Activated PI3Kδ breaches multiple B cell tolerance checkpoints and causes autoantibody production

2020 
Antibody-mediated autoimmune diseases are a major health burden. However, our understanding of how self-reactive B cells escape self-tolerance checkpoints to secrete pathogenic autoantibodies remains incomplete. Here, we demonstrate that patients with monogenic immune dysregulation caused by gain-of-function mutations in PIK3CD, encoding the p110delta catalytic subunit of phosphoinositide 3-kinase (PI3K), have highly penetrant secretion of autoreactive IgM antibodies.
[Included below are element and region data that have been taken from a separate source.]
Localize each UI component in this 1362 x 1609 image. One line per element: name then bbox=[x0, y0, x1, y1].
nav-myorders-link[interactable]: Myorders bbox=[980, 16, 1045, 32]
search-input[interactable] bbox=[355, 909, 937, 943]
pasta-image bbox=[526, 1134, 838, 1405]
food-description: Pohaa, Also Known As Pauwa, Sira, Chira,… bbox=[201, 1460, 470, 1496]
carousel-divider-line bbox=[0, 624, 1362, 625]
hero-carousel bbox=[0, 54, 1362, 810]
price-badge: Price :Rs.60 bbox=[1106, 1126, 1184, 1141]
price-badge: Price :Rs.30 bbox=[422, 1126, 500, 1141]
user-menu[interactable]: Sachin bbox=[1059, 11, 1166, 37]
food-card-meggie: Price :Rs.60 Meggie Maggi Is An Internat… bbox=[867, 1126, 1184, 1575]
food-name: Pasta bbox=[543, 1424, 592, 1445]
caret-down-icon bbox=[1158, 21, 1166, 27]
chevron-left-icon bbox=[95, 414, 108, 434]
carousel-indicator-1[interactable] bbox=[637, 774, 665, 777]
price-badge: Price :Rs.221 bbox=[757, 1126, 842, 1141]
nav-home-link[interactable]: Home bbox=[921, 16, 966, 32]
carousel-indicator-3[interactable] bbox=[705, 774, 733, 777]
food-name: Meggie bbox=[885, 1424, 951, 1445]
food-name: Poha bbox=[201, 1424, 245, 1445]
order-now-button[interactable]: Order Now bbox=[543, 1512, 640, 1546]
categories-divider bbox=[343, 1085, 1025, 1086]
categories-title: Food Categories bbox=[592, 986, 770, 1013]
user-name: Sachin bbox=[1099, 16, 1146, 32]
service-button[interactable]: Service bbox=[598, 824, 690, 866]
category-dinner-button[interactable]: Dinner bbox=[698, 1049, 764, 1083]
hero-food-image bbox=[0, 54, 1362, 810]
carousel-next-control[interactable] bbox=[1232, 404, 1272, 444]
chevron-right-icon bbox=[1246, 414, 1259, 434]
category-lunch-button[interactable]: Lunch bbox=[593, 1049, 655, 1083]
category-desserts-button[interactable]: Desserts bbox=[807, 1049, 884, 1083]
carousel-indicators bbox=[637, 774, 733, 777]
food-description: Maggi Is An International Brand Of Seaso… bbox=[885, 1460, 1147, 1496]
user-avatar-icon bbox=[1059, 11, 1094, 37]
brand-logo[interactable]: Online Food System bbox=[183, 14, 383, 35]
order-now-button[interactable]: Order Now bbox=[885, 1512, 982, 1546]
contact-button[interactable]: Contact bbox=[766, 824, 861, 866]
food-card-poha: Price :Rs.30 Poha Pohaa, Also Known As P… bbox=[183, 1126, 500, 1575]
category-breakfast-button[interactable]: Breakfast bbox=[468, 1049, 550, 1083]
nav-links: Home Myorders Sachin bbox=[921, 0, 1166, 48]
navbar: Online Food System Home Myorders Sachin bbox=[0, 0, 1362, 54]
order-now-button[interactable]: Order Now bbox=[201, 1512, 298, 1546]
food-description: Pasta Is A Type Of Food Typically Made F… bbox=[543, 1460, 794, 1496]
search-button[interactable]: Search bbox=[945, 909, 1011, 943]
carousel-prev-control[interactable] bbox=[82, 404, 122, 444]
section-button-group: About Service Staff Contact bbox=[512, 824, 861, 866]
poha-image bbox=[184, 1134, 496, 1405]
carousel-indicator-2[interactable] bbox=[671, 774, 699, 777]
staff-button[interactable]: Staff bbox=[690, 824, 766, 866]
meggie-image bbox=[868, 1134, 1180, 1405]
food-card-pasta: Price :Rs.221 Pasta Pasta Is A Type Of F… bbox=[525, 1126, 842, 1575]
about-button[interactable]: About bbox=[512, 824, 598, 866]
In mice with the corresponding heterozygous Pik3cd activating mutation, self-reactive B cells exhibit a cell-autonomous subversion of their response to self-antigen: instead of becoming tolerized and repressed from secreting autoantibody, Pik3cd gain-of-function B cells are activated by self-antigen to form plasmablasts that secrete high titers of germline-encoded IgM autoantibody and hypermutating germinal center B cells. However, within the germinal center, peripheral tolerance was still enforced, and there was selection against B cells with high affinity for self-antigen. These data show that the strength of PI3K signaling is a key regulator of pregerminal center B cell self-tolerance and thus represents a druggable pathway to treat antibody-mediated autoimmunity.